Presidente do Conselho Deliberativo da Oxfam Brasil, presidente emérito do Instituto Ethos e conselheiro da Rede Nossa São Paulo e do programa Cidades Sustentáveis; é idealizador do Fórum Social Mundial
Em 5 de outubro, no programa Roda Viva, da TV Cultura, a empresária Luiza Helena Trajano, a mulher mais rica e uma das mais influentes do Brasil, dona do Magazine Luiza, citou a desigualdade como um dos maiores senão o maior problema brasileiro. Ela tem toda razão. As nossas desigualdades —econômica, social, de gênero, de raça, territorial e na representação política— estão entre as maiores do mundo. Exemplo disso é o fato de que apenas 1% da população possui 48% da riqueza nacional.
Ao mesmo tempo, somos a nona economia do mundo. Nosso problema não é falta de recursos, mas a sua distribuição. Uma das estruturas que sustenta e alimenta as nossas desigualdades é o sistema tributário. Em nosso país, quem tem mais paga menos, e quem tem menos paga mais tributos. O sistema é regressivo, taxando mais o consumo e menos riquezas e patrimônios. Brasil e Estônia são os únicos países do mundo que não taxam lucros e dividendos. É um sistema anticonstitucional, já que a nossa Carta Magna determina que reduzir as desigualdades é um dos princípios e objetivos fundamentais do Brasil.

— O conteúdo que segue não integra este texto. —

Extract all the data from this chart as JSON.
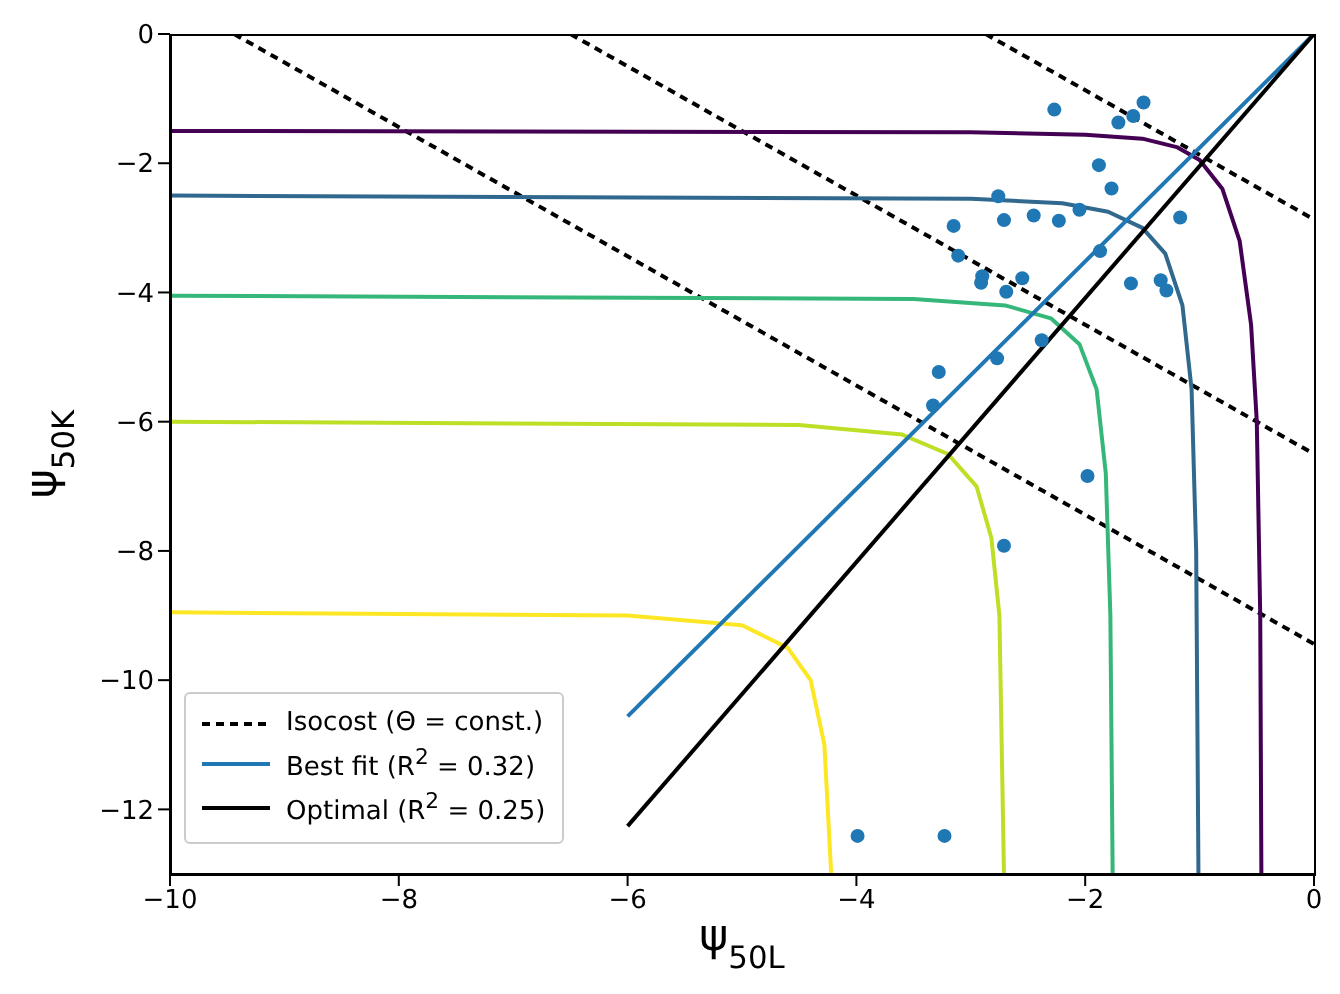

Durante o Roda Viva, quando questionada se aceitaria pagar um imposto sobre grandes fortunas (como é usual em muitos países e até uma demanda de muitos bilionários conscientes pelo mundo), Luiza Helena disse que não gostaria de pagá-lo pelo temor de que o dinheiro seja usado de forma indiscriminada e ineficaz pelo governo. Ela se disse a favor de distribuir recursos, mas desde que tivesse controle sobre seu destino, que fossem bem empregados.
O imposto sobre grandes fortunas existe em muitos países e consta da nossa Constituição. Milionários americanos comandados por Bill Gates pediram recentemente serem mais taxados como forma de reduzir as desigualdades. A proposta da Reforma Tributária Solidária, elaborada pela Fenafisco (Federação Nacional do Fisco Estadual e Distrital) e pela Anfip (Associação Nacional dos Auditores Fiscais) e organizada pelo professor Eduardo Fagnani, propõe uma taxação que varia de 0,5% a 1,5% sobre as 59 mil pessoas (apenas 0,028% da população) com patrimônio superior a R$ 10 milhões. Essa taxação renderia R$ 40 bilhões por ano. O Bolsa Família custa R$ 35 bilhões por ano.
Conheço Luiza Helena há muitos anos. Tenho grande admiração por ela. Sempre, desde a fundação da empresa, advogou e principalmente praticou a responsabilidade social com o genuíno interesse de melhorar a vida das pessoas. Sempre enxergou o resultado financeiro da empresa não como fim, mas como meio de contribuir para melhorar a comunidade e o país. O sucesso da empresa demonstra que praticar a responsabilidade social compensa.
Faço então uma proposta para Luiza Helena: que encampe a ideia de taxar a fortuna dos mais ricos. Os recursos arrecadados com este imposto seriam integralmente destinados a um programa que garanta uma renda mínima para os brasileiros e brasileiras mais pobres.
O programa teria um conselho, com a participação da sociedade, incluindo Luiza Helena e alguns outros milionários brasileiros, que fiscalizaria a correta aplicação dos recursos. Atenderia desta forma à preocupação da grande empresária sobre a necessidade de garantir o uso adequado deste imposto.
Já está mais do que comprovado que programas de transferência de renda para os mais pobres ajudam a reduzir as desigualdades e até reativam a economia. Nossas desigualdades inviabilizam qualquer projeto de um país melhor. Isso passa necessariamente por redistribuir recursos. Esses recursos para os paupérrimos não viriam dos pobres, como sugeriu nosso ministro da Economia, mas dos mais ricos.
Para isso, são necessários vontade política e apoio e participação da sociedade. O engajamento daqueles que têm poder econômico, político e consciência social, como Luiza Helena, é fundamental.